Mensagem recebida: A tua perspetiva é válida. Manténs o controlo sobre o que acontece a seguir.

Cenário 2: Conciliar família e trabalho

Resposta não reativa: “Deviam ser mais organizada. Muita gente consegue gerir filhos e carreira.”

Mensagem recebida: Estás a falhar em algo que supostamente os outros fazem com facilidade.

Resposta reativa: “Pareces exausta. Onde é que a pressão está a pesar mais agora - em casa, no trabalho, ou nos dois? Há alguma pequena mudança que possa aliviar a carga esta semana?”

Mensagem recebida: A tua dificuldade é compreensível. Pequenos ajustes realistas merecem ser considerados.

Como avaliar o teu próprio conselho antes de o dar

Antes de entrares com uma sugestão, uma pequena autoavaliação pode evitar danos involuntários. Três perguntas rápidas ajudam:

  • Pediram-me? Se não, pedir permissão primeiro.
  • Tenho a visão completa? Se não, fazer mais perguntas.
  • Estou prestes a dizer “deves”? Se sim, experimentar “uma opção poderia ser…” ou “já consideraste…?” em vez disso.

O conselho mais solidário costuma soar menos a ordem e mais a convite.

Em famílias, relações e locais de trabalho, esta mudança pode ser subtil, mas poderosa. As pessoas começam a sentir-se consultadas em vez de corrigidas, confiadas em vez de geridas.

Dois conceitos que muitas vezes ficam em segundo plano

Ameaça do estereótipo

Esta expressão descreve a ansiedade que surge quando alguém teme confirmar um estereótipo negativo sobre o seu grupo. Uma mulher numa equipa dominada por homens pode preocupar-se que qualquer hesitação seja vista como “prova” de que as mulheres são menos decididas. Essa tensão pode reduzir o desempenho e consumir energia mental, mesmo quando não há nada abertamente hostil.

Autoestima

A autoestima não tem a ver com amor-próprio constante. É a sensação básica de que és competente, mereces respeito e tens direito a ocupar espaço. Experiências repetidas de ser tratada de cima, corrigida ou descartada podem corroer essa base - sobretudo quando ecoam vieses sociais mais amplos.

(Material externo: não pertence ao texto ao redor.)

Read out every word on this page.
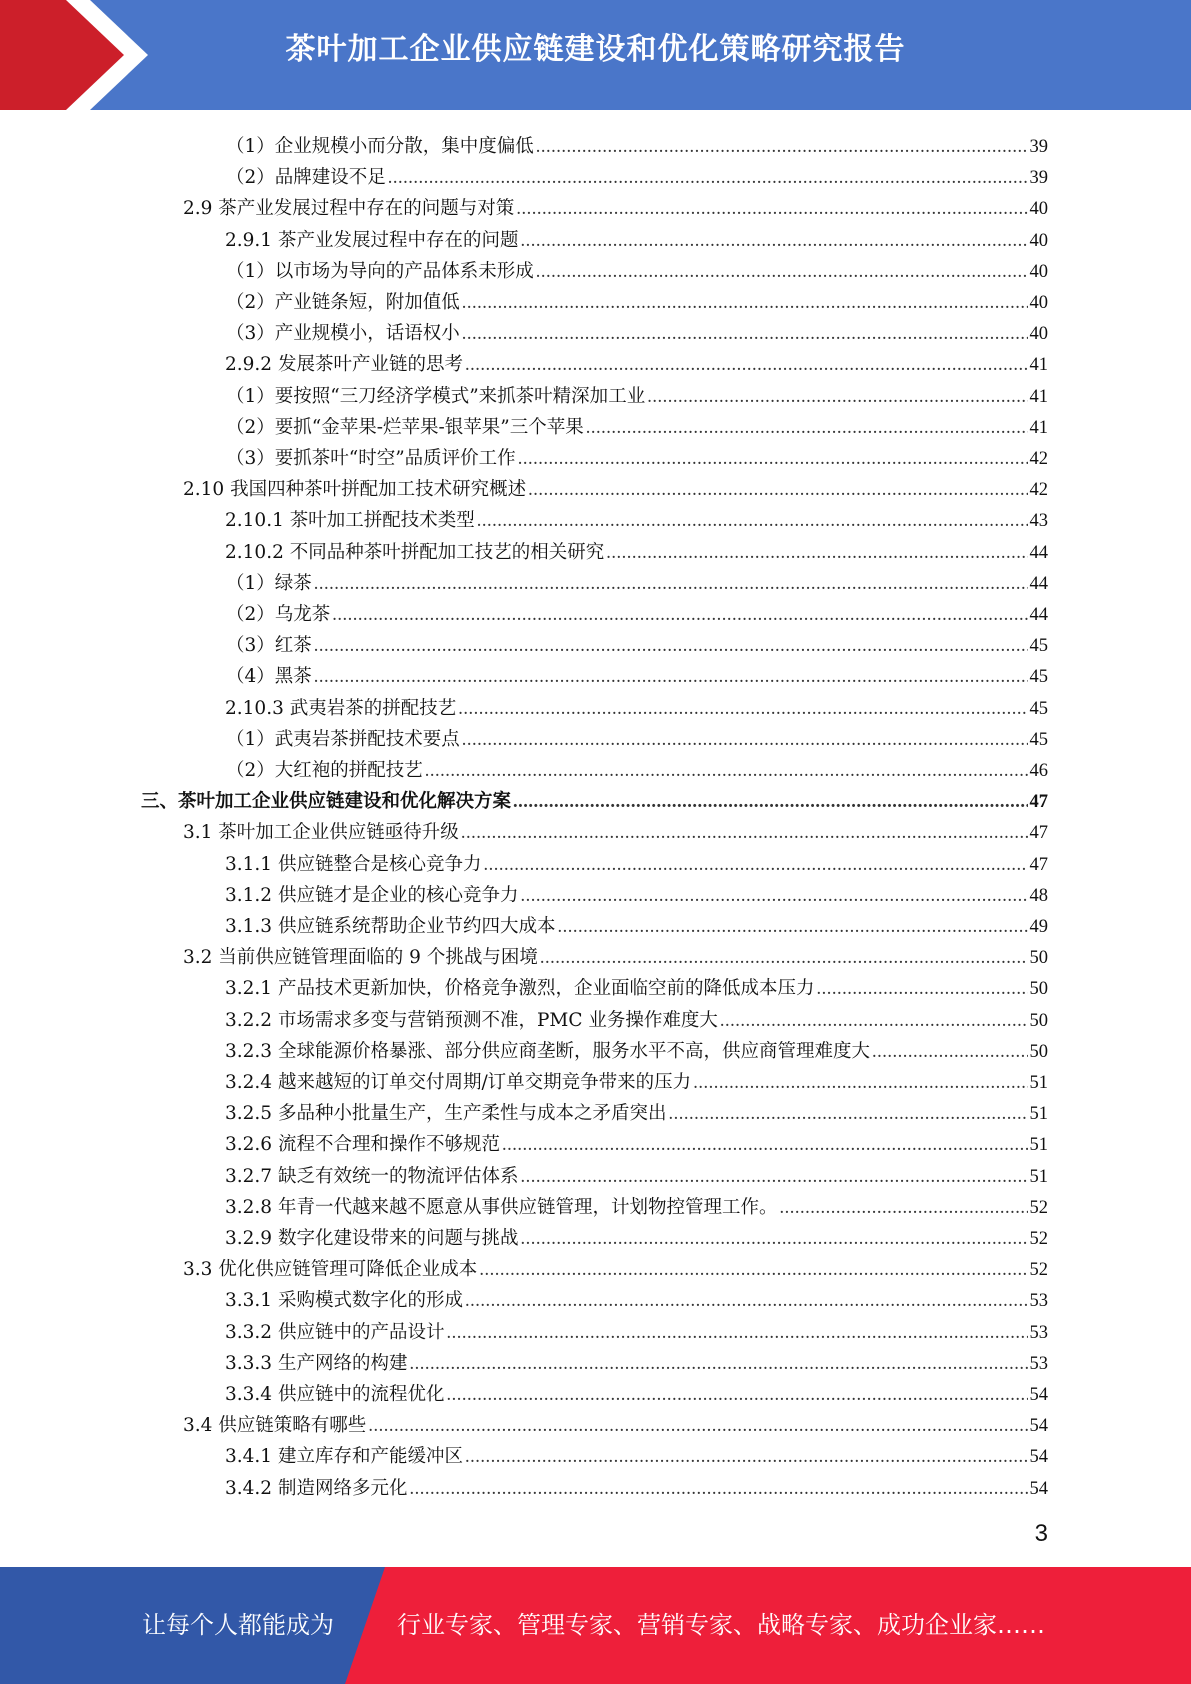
茶叶加工企业供应链建设和优化策略研究报告
（1）企业规模小而分散，集中度偏低 .....	39
（2）品牌建设不足 .....	39
2.9 茶产业发展过程中存在的问题与对策 .....	40
2.9.1 茶产业发展过程中存在的问题 .....	40
（1）以市场为导向的产品体系未形成 .....	40
（2）产业链条短，附加值低 .....	40
（3）产业规模小，话语权小 .....	40
2.9.2 发展茶叶产业链的思考 .....	41
（1）要按照“三刀经济学模式”来抓茶叶精深加工业 .....	41
（2）要抓“金苹果-烂苹果-银苹果”三个苹果 .....	41
（3）要抓茶叶“时空”品质评价工作 .....	42
2.10 我国四种茶叶拼配加工技术研究概述 .....	42
2.10.1 茶叶加工拼配技术类型 .....	43
2.10.2 不同品种茶叶拼配加工技艺的相关研究 .....	44
（1）绿茶 .....	44
（2）乌龙茶 .....	44
（3）红茶 .....	45
（4）黑茶 .....	45
2.10.3 武夷岩茶的拼配技艺 .....	45
（1）武夷岩茶拼配技术要点 .....	45
（2）大红袍的拼配技艺 .....	46
三、茶叶加工企业供应链建设和优化解决方案 .....	47
3.1 茶叶加工企业供应链亟待升级 .....	47
3.1.1 供应链整合是核心竞争力 .....	47
3.1.2 供应链才是企业的核心竞争力 .....	48
3.1.3 供应链系统帮助企业节约四大成本 .....	49
3.2 当前供应链管理面临的 9 个挑战与困境 .....	50
3.2.1 产品技术更新加快，价格竞争激烈，企业面临空前的降低成本压力 .....	50
3.2.2 市场需求多变与营销预测不准，PMC 业务操作难度大 .....	50
3.2.3 全球能源价格暴涨、部分供应商垄断，服务水平不高，供应商管理难度大 .....	50
3.2.4 越来越短的订单交付周期/订单交期竞争带来的压力 .....	51
3.2.5 多品种小批量生产，生产柔性与成本之矛盾突出 .....	51
3.2.6 流程不合理和操作不够规范 .....	51
3.2.7 缺乏有效统一的物流评估体系 .....	51
3.2.8 年青一代越来越不愿意从事供应链管理，计划物控管理工作。 .....	52
3.2.9 数字化建设带来的问题与挑战 .....	52
3.3 优化供应链管理可降低企业成本 .....	52
3.3.1 采购模式数字化的形成 .....	53
3.3.2 供应链中的产品设计 .....	53
3.3.3 生产网络的构建 .....	53
3.3.4 供应链中的流程优化 .....	54
3.4 供应链策略有哪些 .....	54
3.4.1 建立库存和产能缓冲区 .....	54
3.4.2 制造网络多元化 .....	54
3
让每个人都能成为	行业专家、管理专家、营销专家、战略专家、成功企业家……
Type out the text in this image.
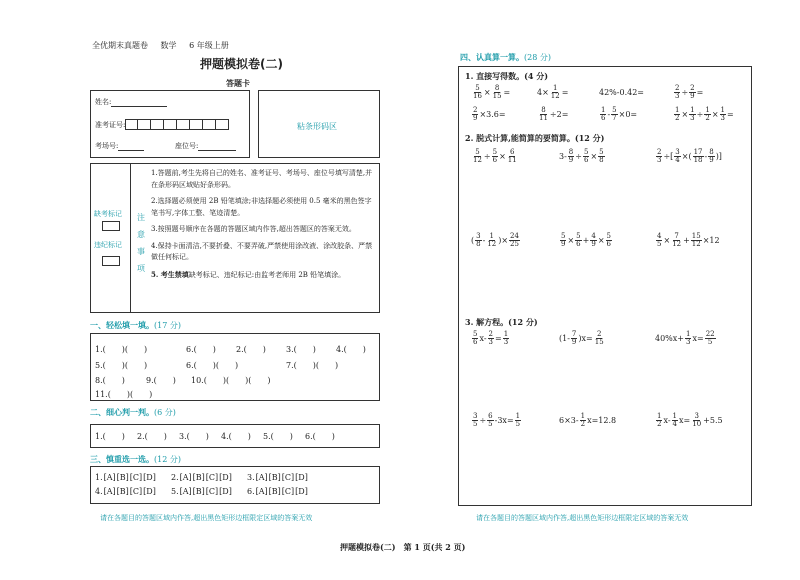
全优期末真题卷 数学 6 年级上册
押题模拟卷(二)
答题卡
姓名:
准考证号:
考场号:	座位号:
粘条形码区
缺考标记
违纪标记
注意事项
1.答题前,考生先将自己的姓名、准考证号、考场号、座位号填写清楚,并在条形码区域贴好条形码。
2.选择题必须使用 2B 铅笔填涂;非选择题必须使用 0.5 毫米的黑色签字笔书写,字体工整、笔迹清楚。
3.按照题号顺序在各题的答题区域内作答,超出答题区的答案无效。
4.保持卡面清洁,不要折叠、不要弄破,严禁使用涂改液、涂改胶条、严禁做任何标记。
5. 考生禁填缺考标记、违纪标记:由监考老师用 2B 铅笔填涂。
一、轻松填一填。(17 分)
1.(　　)(　　)	6.(　　)	2.(　　)	3.(　　)	4.(　　)
5.(　　)(　　)	6.(　　)(　　)	7.(　　)(　　)
8.(　　)	9.(　　) 10.(　　)(　　)(　　)
11.(　　)(　　)
二、细心判一判。(6 分)
1.(　　) 2.(　　) 3.(　　) 4.(　　) 5.(　　) 6.(　　)
三、慎重选一选。(12 分)
1. [A] [B] [C] [D] 2. [A] [B] [C] [D] 3. [A] [B] [C] [D]
4. [A] [B] [C] [D] 5. [A] [B] [C] [D] 6. [A] [B] [C] [D]
请在各题目的答题区域内作答,超出黑色矩形边框限定区域的答案无效
四、认真算一算。(28 分)
1. 直接写得数。(4 分)
$\frac{5}{16} \times \frac{8}{15}$ =	$4\times \frac{1}{12}$ =	42%-0.42=	$\frac{2}{3} \div \frac{2}{9}$ =
$\frac{2}{9} \times 3.6=$	$\frac{8}{11} \div 2=$	$\frac{1}{6} - \frac{5}{7} \times 0=$	$\frac{1}{2} \times \frac{1}{3} \div \frac{1}{2} \times \frac{1}{3}$ =
2. 脱式计算,能简算的要简算。(12 分)
$\frac{5}{12} \div \frac{5}{6} \times \frac{6}{11}$	$3- \frac{8}{9} \div \frac{5}{6} \times \frac{5}{8}$	$\frac{2}{3}$ ÷[ $\frac{3}{4}$ ×( $\frac{17}{18} - \frac{8}{9}$ )]
( $\frac{3}{8} - \frac{1}{12}$ )× $\frac{24}{25}$	$\frac{5}{9} \times \frac{5}{6} + \frac{4}{9} \times \frac{5}{6}$	$\frac{4}{5} \times \frac{7}{12} + \frac{15}{12} \times 12$
3. 解方程。(12 分)
$\frac{5}{6} x- \frac{2}{3} = \frac{1}{3}$	$(1- \frac{7}{9} )x= \frac{2}{15}$	$40\%x+ \frac{1}{3} x= \frac{22}{5}$
$\frac{3}{5} \div \frac{6}{5} -3x= \frac{1}{5}$	$6\times 3- \frac{1}{2} x=12.8$	$\frac{1}{2} x- \frac{1}{4} x= \frac{3}{10} +5.5$
请在各题目的答题区域内作答,超出黑色矩形边框限定区域的答案无效
押题模拟卷(二)　第 1 页(共 2 页)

Formas práticas de reparar o dano

Para quem tem estado do lado de quem recebe conselhos não reativos, algumas práticas podem ajudar a recuperar equilíbrio:

  • Reformular a mensagem em silêncio: “Este conselho diz mais sobre eles do que sobre as minhas capacidades.”
  • Procurar conversas onde a tua perspetiva é ativamente solicitada e valorizada.
  • Experimentar limites claros: “Não estou à procura de conselhos agora, só de alguém para ouvir.”
  • Registar pequenas vitórias em que o teu julgamento se confirmou, para contrariar a dúvida internalizada.

Para organizações, formar gestores para distinguirem entre orientação útil e controlo disfarçado pode afetar diretamente a motivação e a retenção. Simulações de conversa, treino de perguntas abertas e monitorização de quem é interrompido ou corrigido com maior frequência oferecem pontos de partida concretos.

O fio condutor de tudo isto é simples: o conselho não é neutro. Dependendo de como é oferecido, pode reforçar o sentido de agência de uma pessoa ou corroê-lo discretamente. A escolha está com qualquer pessoa que fala - e com qualquer pessoa suficientemente corajosa para dizer: “Esse tipo de conselho não funciona para mim.”